Researchers aim at solving the problem on a broader scale by developing models that can be used in a wide range of XPCS studies. They have proposed an AI-based solution by effectively deploying a convolutional neural network-based encoder-decoder model (CNN-ED) for noise removal and signal restoration. The real-world experimental data used to train the ML model was created by the Coherent Hard X-ray Scattering (CHX) beamline at NSLS- II. The computational approach that makes up the primary model is based on “autoencoders.” Autoencoders is an unsupervised artificial neural network that learns how to compress and encode data effectively before reconstructing it back to a form as close to the original input as feasible. By definition, an autoencoder decreases data dimensionality by learning to ignore the noise in the data. The model also optimally uses storage memory and computational resources, making it easy to tune for local experiments. The best results were obtained using a model architecture consisting of two convolutional layers with ten channels each.
The model’s correctness in extracting meaningful data from a series of images was determined using a variety of testing approaches.
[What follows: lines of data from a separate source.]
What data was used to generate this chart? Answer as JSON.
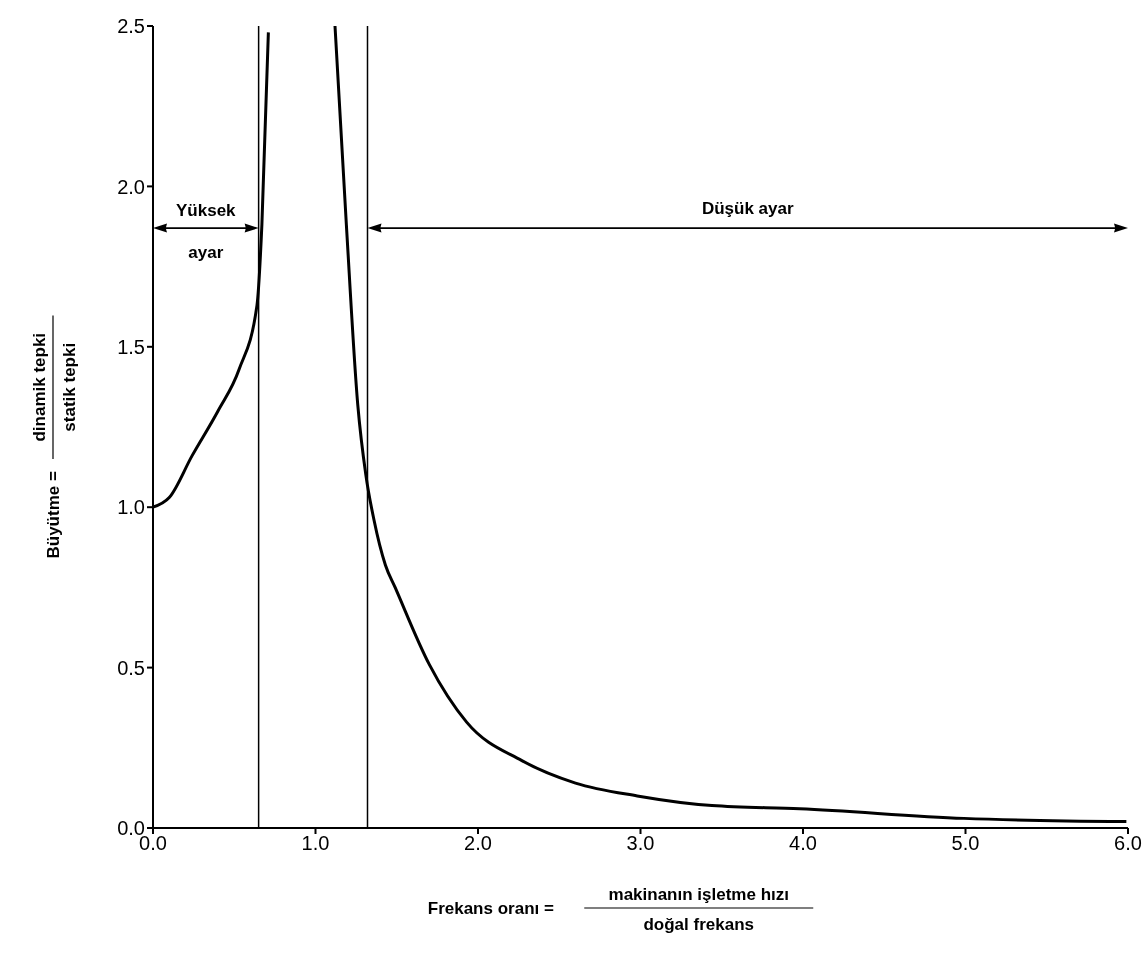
{
  "chart_data": {
    "type": "line",
    "xlabel": "Frekans oranı =",
    "ylabel": "Büyütme =",
    "annotations": [
      "makinanın işletme hızı",
      "doğal frekans",
      "dinamik tepki",
      "statik tepki",
      "Yüksek ayar",
      "Düşük ayar"
    ],
    "xlim": [
      0,
      6
    ],
    "ylim": [
      0,
      2.5
    ],
    "xticks": [
      {
        "value": 0,
        "label": "0.0"
      },
      {
        "value": 1,
        "label": "1.0"
      },
      {
        "value": 2,
        "label": "2.0"
      },
      {
        "value": 3,
        "label": "3.0"
      },
      {
        "value": 4,
        "label": "4.0"
      },
      {
        "value": 5,
        "label": "5.0"
      },
      {
        "value": 6,
        "label": "6.0"
      }
    ],
    "yticks": [
      {
        "value": 0,
        "label": "0.0"
      },
      {
        "value": 0.5,
        "label": "0.5"
      },
      {
        "value": 1,
        "label": "1.0"
      },
      {
        "value": 1.5,
        "label": "1.5"
      },
      {
        "value": 2,
        "label": "2.0"
      },
      {
        "value": 2.5,
        "label": "2.5"
      }
    ],
    "x": [
      0,
      0.1,
      0.24,
      0.4,
      0.53,
      0.64,
      0.67,
      0.71,
      0.9,
      1.12,
      1.19,
      1.26,
      1.31,
      1.36,
      1.43,
      1.49,
      1.7,
      1.93,
      2.27,
      2.6,
      2.98,
      3.44,
      3.98,
      4.99,
      5.99
    ],
    "series": [
      {
        "color": "#000000",
        "values": [
          1.0,
          1.03,
          1.16,
          1.3,
          1.43,
          1.63,
          1.88,
          2.48,
          null,
          2.5,
          1.88,
          1.32,
          1.1,
          0.96,
          0.82,
          0.75,
          0.51,
          0.33,
          0.21,
          0.14,
          0.1,
          0.07,
          0.06,
          0.03,
          0.02
        ]
      }
    ],
    "ref_lines": [
      {
        "axis": "x",
        "value": 0.65,
        "color": "#000000"
      },
      {
        "axis": "x",
        "value": 1.32,
        "color": "#000000"
      }
    ],
    "grid": false,
    "marker": "none",
    "line_style": "solid"
  }
}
One striking observation was that the model may get sufficient information about the equilibrium system’s dynamics from a lower amount of data and can also be expanded to non-equilibrium systems with dynamic parameters that change over time. The CNN-ED model outperforms other existing algorithms, and its accuracy may be improved even more by using larger training datasets.
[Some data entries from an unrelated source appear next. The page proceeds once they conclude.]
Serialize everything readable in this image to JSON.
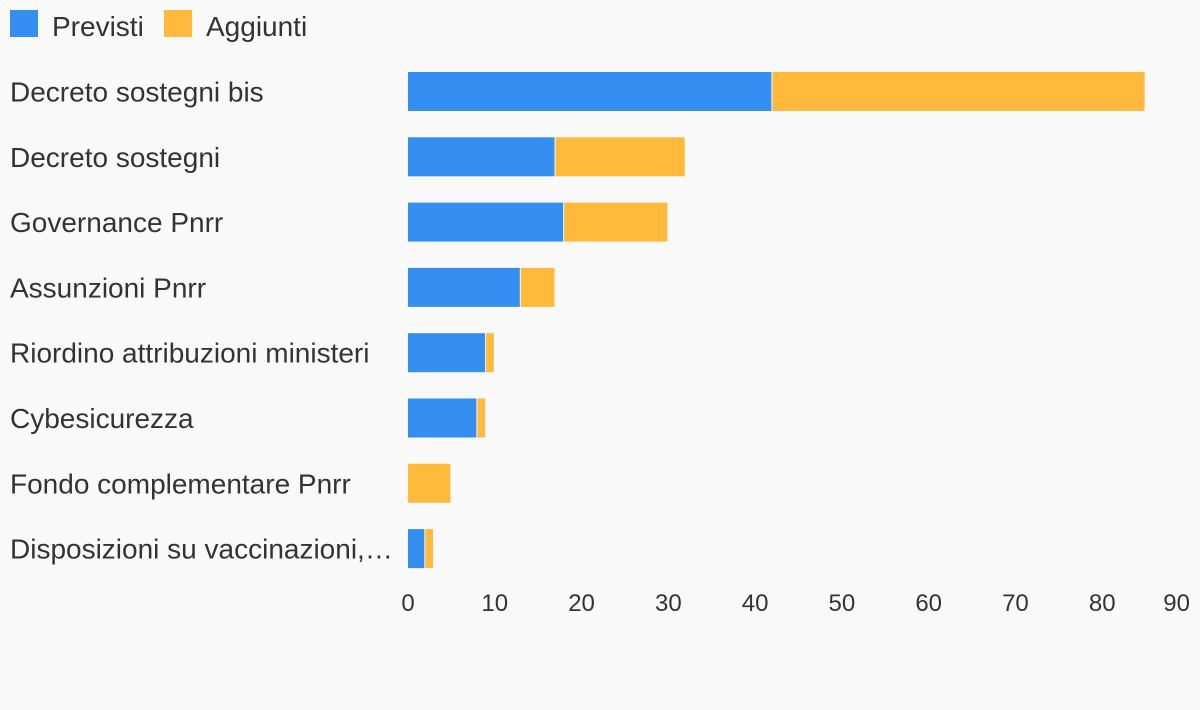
{
  "chart_data": {
    "type": "bar",
    "orientation": "horizontal",
    "stacked": true,
    "categories": [
      "Decreto sostegni bis",
      "Decreto sostegni",
      "Governance Pnrr",
      "Assunzioni Pnrr",
      "Riordino attribuzioni ministeri",
      "Cybesicurezza",
      "Fondo complementare Pnrr",
      "Disposizioni su vaccinazioni,…"
    ],
    "series": [
      {
        "name": "Previsti",
        "color": "#348ff0",
        "values": [
          42,
          17,
          18,
          13,
          9,
          8,
          0,
          2
        ]
      },
      {
        "name": "Aggiunti",
        "color": "#ffb93b",
        "values": [
          43,
          15,
          12,
          4,
          1,
          1,
          5,
          1
        ]
      }
    ],
    "xticks": [
      "0",
      "10",
      "20",
      "30",
      "40",
      "50",
      "60",
      "70",
      "80",
      "90"
    ],
    "xlim": [
      0,
      90
    ],
    "legend": "top-left",
    "grid": false,
    "title": "",
    "xlabel": "",
    "ylabel": ""
  }
}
There has been a significant improvement by using the CNN-ED approach for noise removal in XPCS when it comes to the quality of the signal. These models are faster to train and do not necessitate a large amount of data. Moreover, their accuracy is relatively consistent when it comes to hyperparameter selection. These models also require less computational resources than others to attain the same signal-to-noise ratio. However, certain limitations also persist. The tests conducted by the research group revealed that the model might not be able to remove noise from extremely noisy data reliably. For future developments, improvements in the model’s capabilities are being carried out by the research team to integrate it into the XPCS pipelines at CHX. The team is looking at more ways to leverage their model to detect instabilities in instruments during measurements and heterogeneities or other anomalous dynamics in XPCS data that are inherent to the sample.